Beihilfe-Kürzung in Hessen

Landesbeamte bleiben vorerst verschont

19.03.2015 | Die hessische Landesregierung nimmt Abstand von geplanten Kürzungen bei der Beihilfe und Heilfürsorge.

Nach Einschnitten bei Beihilfe und Heilfürsorge in zahlreichen Bundesländern drohte auch den hessischen Beamtinnen und Beamten „Ungemach“: Das Land plante Kürzungen noch im laufenden Haushaltsjahr 2015 in Höhe von 20 Millionen Euro – dafür sollten Beamte zum Beispiel auf die Chefarztbehandlung sowie die Unterbringung in einem Zweitbettzimmer verzichten. Alternativ stand für Landesbeamte zur Disposition, diese Leistungen mit 150 Euro im Jahr zukünftig selbst zu versichern.

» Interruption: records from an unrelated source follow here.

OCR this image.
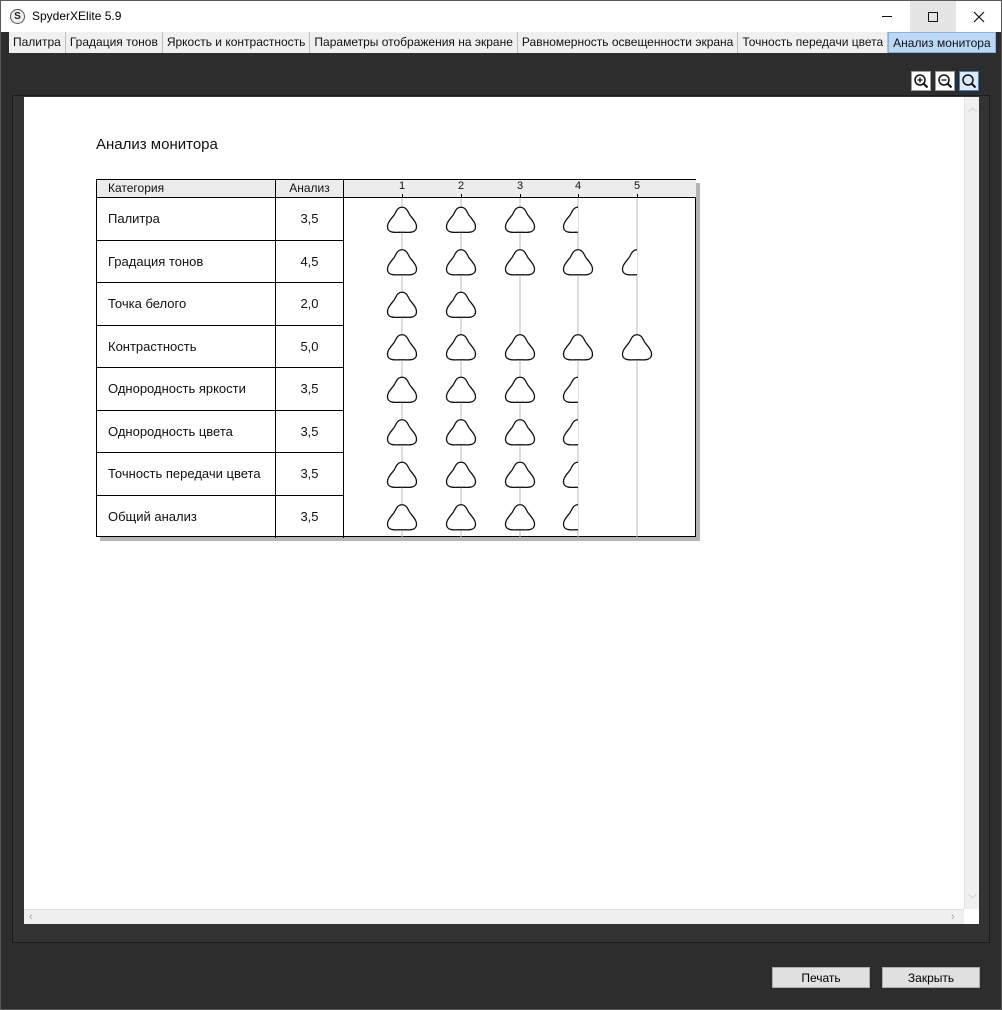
S SpyderXElite 5.9
Палитра Градация тонов Яркость и контрастность Параметры отображения на экране Равномерность освещенности экрана Точность передачи цвета Анализ монитора
Анализ монитора
Категория	Анализ	1	2	3	4	5
Палитра	3,5
Градация тонов	4,5
Точка белого	2,0
Контрастность	5,0
Однородность яркости	3,5
Однородность цвета	3,5
Точность передачи цвета	3,5
Общий анализ	3,5
︿
﹀
‹	›
Печать	Закрыть
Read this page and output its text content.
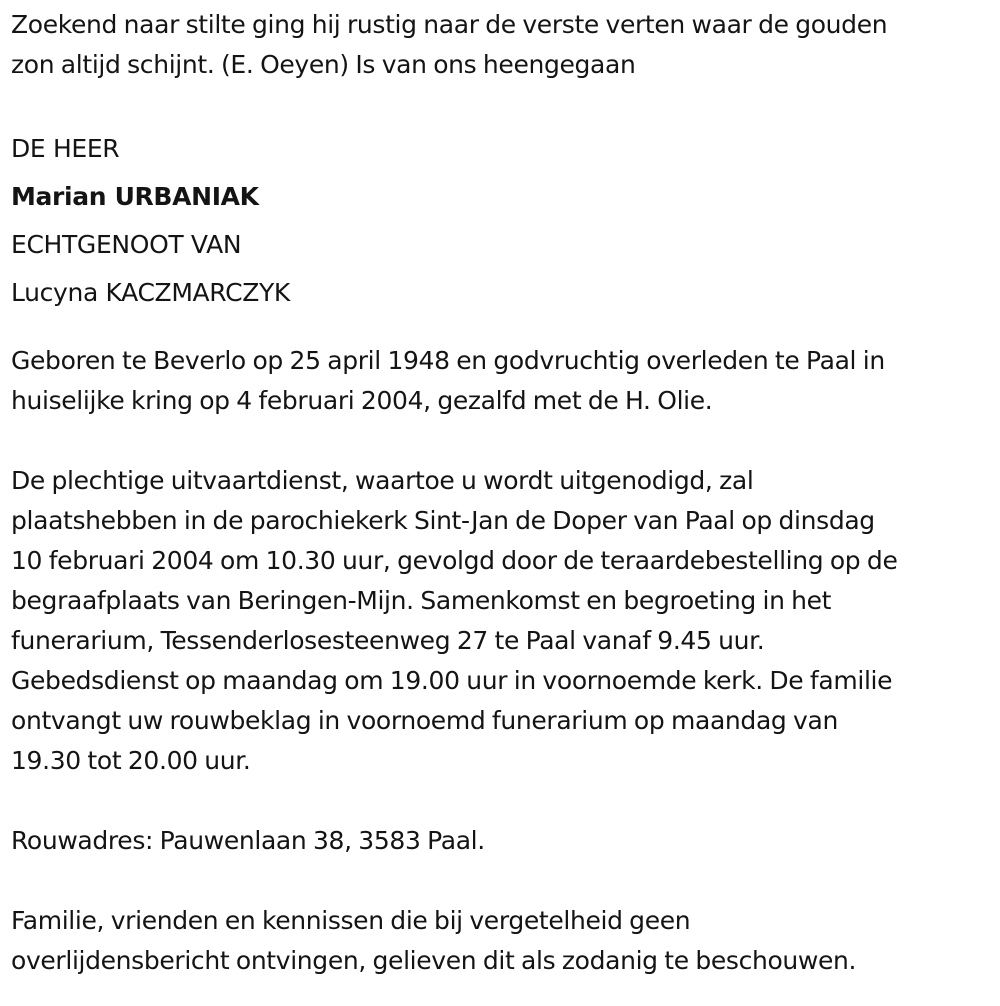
Zoekend naar stilte ging hij rustig naar de verste verten waar de gouden
zon altijd schijnt. (E. Oeyen) Is van ons heengegaan

DE HEER

Marian URBANIAK

ECHTGENOOT VAN

Lucyna KACZMARCZYK

Geboren te Beverlo op 25 april 1948 en godvruchtig overleden te Paal in
huiselijke kring op 4 februari 2004, gezalfd met de H. Olie.

De plechtige uitvaartdienst, waartoe u wordt uitgenodigd, zal
plaatshebben in de parochiekerk Sint-Jan de Doper van Paal op dinsdag
10 februari 2004 om 10.30 uur, gevolgd door de teraardebestelling op de
begraafplaats van Beringen-Mijn. Samenkomst en begroeting in het
funerarium, Tessenderlosesteenweg 27 te Paal vanaf 9.45 uur.
Gebedsdienst op maandag om 19.00 uur in voornoemde kerk. De familie
ontvangt uw rouwbeklag in voornoemd funerarium op maandag van
19.30 tot 20.00 uur.

Rouwadres: Pauwenlaan 38, 3583 Paal.

Familie, vrienden en kennissen die bij vergetelheid geen
overlijdensbericht ontvingen, gelieven dit als zodanig te beschouwen.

Diese Pläne sind nun vorerst vom Tisch. Die Landesregierung in Hessen hat Abstand von dem Vorhaben genommen, da die 90.000 Landesbeamten und -beamtinnen in der Vergangenheit bereits viele Einschnitte hätten hinnehmen müssen. Im Gegenzug wurden immer überdurchschnittliche Beihilfeleistungen in Aussicht gestellt. An dieses Versprechen wolle man sich daher halten.

Die geplanten Kürzungen bei der Beihilfe waren von dem Hintergrund der konkreten Finanzsituation dieses Bundeslandes zu sehen: In Hessen ist nämlich eine Schuldenbremse in der Verfassung verbindlich festgeschrieben. Ab dem Jahr 2020 spätestens muss das Land einen ausgeglichenen Haushalt vorlegen und darf keine neuen Schulden mehr machen.

Die Personalkosten machen erfahrungsgemäß einen Großteil der Einzeletats der Landesministerien aus – beim Innenministerium in Hessen entfällt etwa die Hälfte des Budgets in Höhe von 2,2 Milliarden Euro auf Personalkosten. Daher ist davon auszugehen, dass – wenn nicht früher, dann später – Einsparmöglichkeiten speziell in diesem Bereich doch noch nutzbar gemacht werden.